La vicenda

Ex area de Bernardi, perplessità delle opposizioni sul progetto di trasformazione

La nota congiunta di Robecco e Frazioni Coerenza e Robecco Domani in vista della seduta del Consiglio comunale di venerdì 24 aprile

Ex area de Bernardi, perplessità delle opposizioni sul progetto di trasformazione

In vista della discussione del prossimo venerdì 24 aprile in Consiglio Comunale a Robecco sul Naviglio del progetto di trasformazione urbana dell’ex area de Bernardi, situata tra via Magenta, via Adua e via Trieste, le due opposizioni consigliari Robecco e Frazioni Coerenza e Robecco Domani, hanno diramato un comunicato congiunto, nel quale sottolineano, a detta loro, le criticità legate al progetto.

Ex area de Bernardi, perplessità delle opposizioni sul progetto di trasformazione

“Nonostante le differenze politiche, le due realtà condividono l’obiettivo di fare chiarezza su un progetto ritenuto problematico – si legge nella nota – In vista del Consiglio Comunale del 24 aprile 2026 è stata presentata una mozione congiunta per chiedere l’annullamento della delibera di Giunta n. 143 del 19 dicembre 2025, ritenuta potenzialmente illegittima e dannosa per la comunità anche sotto il profilo di un possibile danno erariale. Secondo le opposizioni, la Giunta avrebbe accettato la richiesta del privato di applicare una norma regionale pensata per contesti di degrado sociale o grave rischio strutturale, condizioni che non risulterebbero documentate. L’applicazione di tale norma comporterebbe una deroga al Piano di Governo del Territorio, che vincola la trasformazione dell’area alla realizzazione di opere pubbliche, tra cui un parcheggio da 200 posti e una pista ciclabile. Le opposizioni sottolineano l’importanza strategica di queste infrastrutture e chiedono chiarimenti su una scelta che comporterebbe la rinuncia a opere di rilevante valore economico a carico del privato. La gestione della pratica viene inoltre giudicata poco trasparente. Viene contestata la mancata discussione in Consiglio Comunale e il limitato coinvolgimento della Consulta Urbanistica, così come l’assenza del tema nel percorso di revisione del PGT e il mancato confronto con la cittadinanza”.

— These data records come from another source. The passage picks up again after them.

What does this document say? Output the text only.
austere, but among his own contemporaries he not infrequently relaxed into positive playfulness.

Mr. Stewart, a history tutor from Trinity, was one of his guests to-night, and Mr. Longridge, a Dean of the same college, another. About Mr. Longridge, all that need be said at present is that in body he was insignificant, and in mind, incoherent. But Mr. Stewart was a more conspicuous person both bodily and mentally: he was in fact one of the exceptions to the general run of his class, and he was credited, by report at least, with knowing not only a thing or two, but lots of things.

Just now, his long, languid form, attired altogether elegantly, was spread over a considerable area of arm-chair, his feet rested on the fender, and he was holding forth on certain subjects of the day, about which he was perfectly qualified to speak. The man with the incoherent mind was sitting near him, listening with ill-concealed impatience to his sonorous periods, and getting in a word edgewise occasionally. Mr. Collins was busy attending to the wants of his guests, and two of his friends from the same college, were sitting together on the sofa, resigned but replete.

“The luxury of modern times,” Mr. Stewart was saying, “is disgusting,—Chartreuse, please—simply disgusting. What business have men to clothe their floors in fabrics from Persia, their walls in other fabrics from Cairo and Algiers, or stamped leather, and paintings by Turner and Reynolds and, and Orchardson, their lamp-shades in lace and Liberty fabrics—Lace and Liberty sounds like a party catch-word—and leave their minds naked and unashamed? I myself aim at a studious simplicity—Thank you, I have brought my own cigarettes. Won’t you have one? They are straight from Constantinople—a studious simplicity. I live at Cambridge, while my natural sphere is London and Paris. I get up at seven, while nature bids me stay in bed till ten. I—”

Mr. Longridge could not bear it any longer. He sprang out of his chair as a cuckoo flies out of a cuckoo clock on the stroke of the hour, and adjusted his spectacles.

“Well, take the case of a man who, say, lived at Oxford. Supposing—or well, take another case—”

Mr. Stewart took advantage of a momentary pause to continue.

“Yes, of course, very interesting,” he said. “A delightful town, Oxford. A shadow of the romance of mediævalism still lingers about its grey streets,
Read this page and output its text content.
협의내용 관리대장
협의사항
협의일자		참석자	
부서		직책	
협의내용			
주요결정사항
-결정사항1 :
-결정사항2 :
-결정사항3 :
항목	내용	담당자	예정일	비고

Le criticità evidenziate dalle opposizioni

Le opposizioni evidenziano quelli che secondo loro sarebbero dei punti critici del progetto.

“Sul fronte della viabilità, la prevista realizzazione di una rotatoria in un punto ritenuto delicato come la curva di via Magenta viene considerata difficilmente attuabile senza impatti sulla sicurezza e sulla fluidità del traffico – prosegue la nota – Per quanto riguarda le funzioni commerciali, si teme un ulteriore aggravio del carico urbanistico in un’area già congestionata, con possibili ricadute sulla gestione della sosta pubblica e privata. Sul piano delle opere pubbliche, viene ribadita la necessità di garantire quanto previsto dal PGT vigente, in particolare il parcheggio interrato da 200 posti e il completamento delle piste ciclabili, ritenuti interventi fondamentali per la collettività. Infine, vengono sollevate perplessità sull’impatto architettonico del progetto, in particolare rispetto alle altezze degli edifici, che potrebbero non risultare pienamente coerenti con il contesto urbano circostante. Le opposizioni concludono sottolineando l’importanza di un confronto basato su trasparenza e partecipazione, invitando la cittadinanza a seguire il Consiglio Comunale del 24 aprile 2026 per essere informata su scelte considerate rilevanti per il futuro del territorio”.